World Economy

Slowing German Inflation Boosts Case for ECB Action

Germany is the latest eurozone country to fall prey to the forces of deflation, as it saw the lowest rise in consumer prices since October 2009.

Monthly consumer price inflation was just 0.1 percent, down from 0.5 percent in November and missing economists’ expectations. Economists had expected inflation of 0.2 percent, Business Recorder reported Monday.

The sharp slowdown in inflation in Europe’s biggest economy will fuel fears that prices across the entire eurozone could begin falling and tip the region into deflation - a sustained and widespread drop in prices that hampers economic activity and could lead to job losses.

While falling prices may sound good for consumers, deflation can trigger a vicious spiral in which businesses and households delay purchases, throttling demand and causing companies to lay off workers, AFP said.

The news is likely to put further pressure on European Central Bank president Mario Draghi to inject further stimulus into the flailing monetary bloc when the ECB meets on January 22.

Regional inflation data for the country also pointed to disinflationary forces gripping the country.

Consumer prices in North Rhine-Westphalia eked up by just 0.1 percent in December, down sharply from a 0.7 percent in the previous month, while inflation in Bavaria rose by 0.3 percent year-on-year, down from 0.8 percent.

Speaking to a German newspaper last week, Draghi admitted “the risk that we do not fulfill our mandate of price stability is higher than six months ago.”

His comments helped send the euro to a nine-year low against the dollar in Monday’s trading.

Deflation increases the debt burden on governments and encourages consumers to delay spending. Falling global energy prices contributed to Germany’s overall national inflation rate to drop to 0.2 percent in December, down from 0.6 percent in the previous month.

  Yields Sink

Government bond yields fell to new record lows across the eurozone on Friday on expectations the European Central Bank is set to fight slowing inflation with new stimulus measures in the new year. German, French, Italian, Spanish, Irish, Dutch, Portuguese, Belgian and Finnish yields hit record lows after ECB President Mario Draghi said the bank would act to keep consumer prices stable.

German five-year yields fell below zero and 10-year Bund yields fell below 0.50 percent for the first time. The gap between 10-year Spanish and German yields fell below 100 basis points for the first time since 2010.

Economists polled by Reuters expect the eurozone to report consumer prices fell in December by 0.1 percent when data is released on January 7. That could prompt the ECB to begin a program of sovereign bond purchases – so-called quantitative easing – as early as its first meeting, on January 22.

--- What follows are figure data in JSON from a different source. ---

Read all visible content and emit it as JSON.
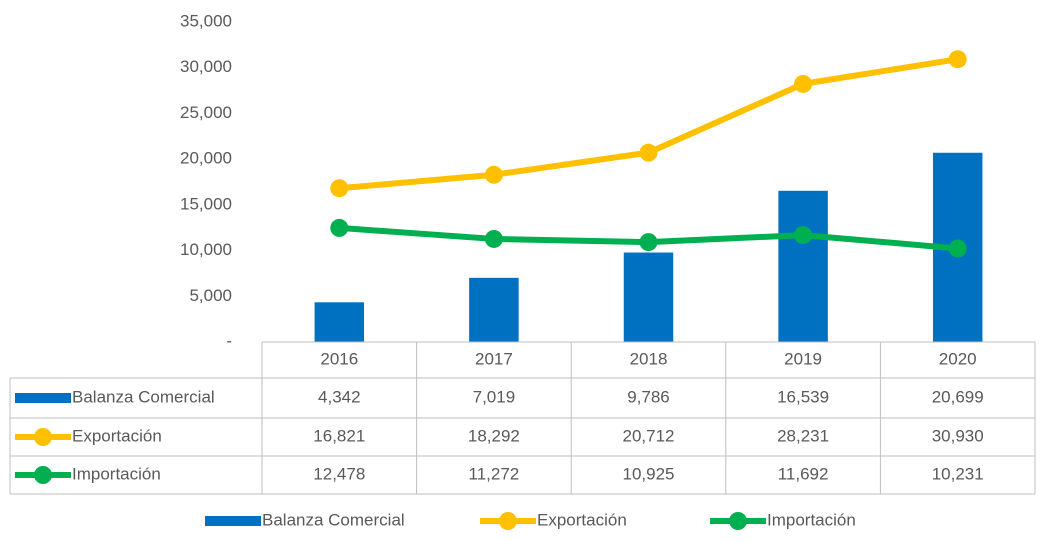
{
  "chart_data": {
    "type": "bar",
    "categories": [
      "2016",
      "2017",
      "2018",
      "2019",
      "2020"
    ],
    "series": [
      {
        "name": "Balanza Comercial",
        "type": "bar",
        "color": "#0070c0",
        "values": [
          4342,
          7019,
          9786,
          16539,
          20699
        ],
        "value_labels": [
          "4,342",
          "7,019",
          "9,786",
          "16,539",
          "20,699"
        ]
      },
      {
        "name": "Exportación",
        "type": "line",
        "color": "#ffc000",
        "values": [
          16821,
          18292,
          20712,
          28231,
          30930
        ],
        "value_labels": [
          "16,821",
          "18,292",
          "20,712",
          "28,231",
          "30,930"
        ]
      },
      {
        "name": "Importación",
        "type": "line",
        "color": "#00b050",
        "values": [
          12478,
          11272,
          10925,
          11692,
          10231
        ],
        "value_labels": [
          "12,478",
          "11,272",
          "10,925",
          "11,692",
          "10,231"
        ]
      }
    ],
    "ylim": [
      0,
      35000
    ],
    "yticks": [
      {
        "value": 0,
        "label": "-"
      },
      {
        "value": 5000,
        "label": "5,000"
      },
      {
        "value": 10000,
        "label": "10,000"
      },
      {
        "value": 15000,
        "label": "15,000"
      },
      {
        "value": 20000,
        "label": "20,000"
      },
      {
        "value": 25000,
        "label": "25,000"
      },
      {
        "value": 30000,
        "label": "30,000"
      },
      {
        "value": 35000,
        "label": "35,000"
      }
    ],
    "grid": false,
    "data_table": true,
    "legend": "bottom"
  }
}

“It is quite clear that the ECB is preparing to do more and expectations are centering on the January meeting,” said Nordea strategist Jan von Gerich. “The way markets have developed, it is a clear signal that the ECB cannot afford to wait that much longer.” High-yielding bonds in the bloc’s southern periphery are expected to outperform those with lower yields if the ECB launches such a scheme. Yields fall as prices rise.

Italian and Spanish 10-year yields fell about 10 basis points to 1.77 percent and 1.52 percent. Portuguese yields dropped 23 bps to 2.47 percent. Bund yields dipped 5 bps to 0.49 percent. Greek debt yields – shaken last week by the prospect of elections this month that could catapult the anti-austerity Syriza party to power - fell 41 bps to 9.23 percent.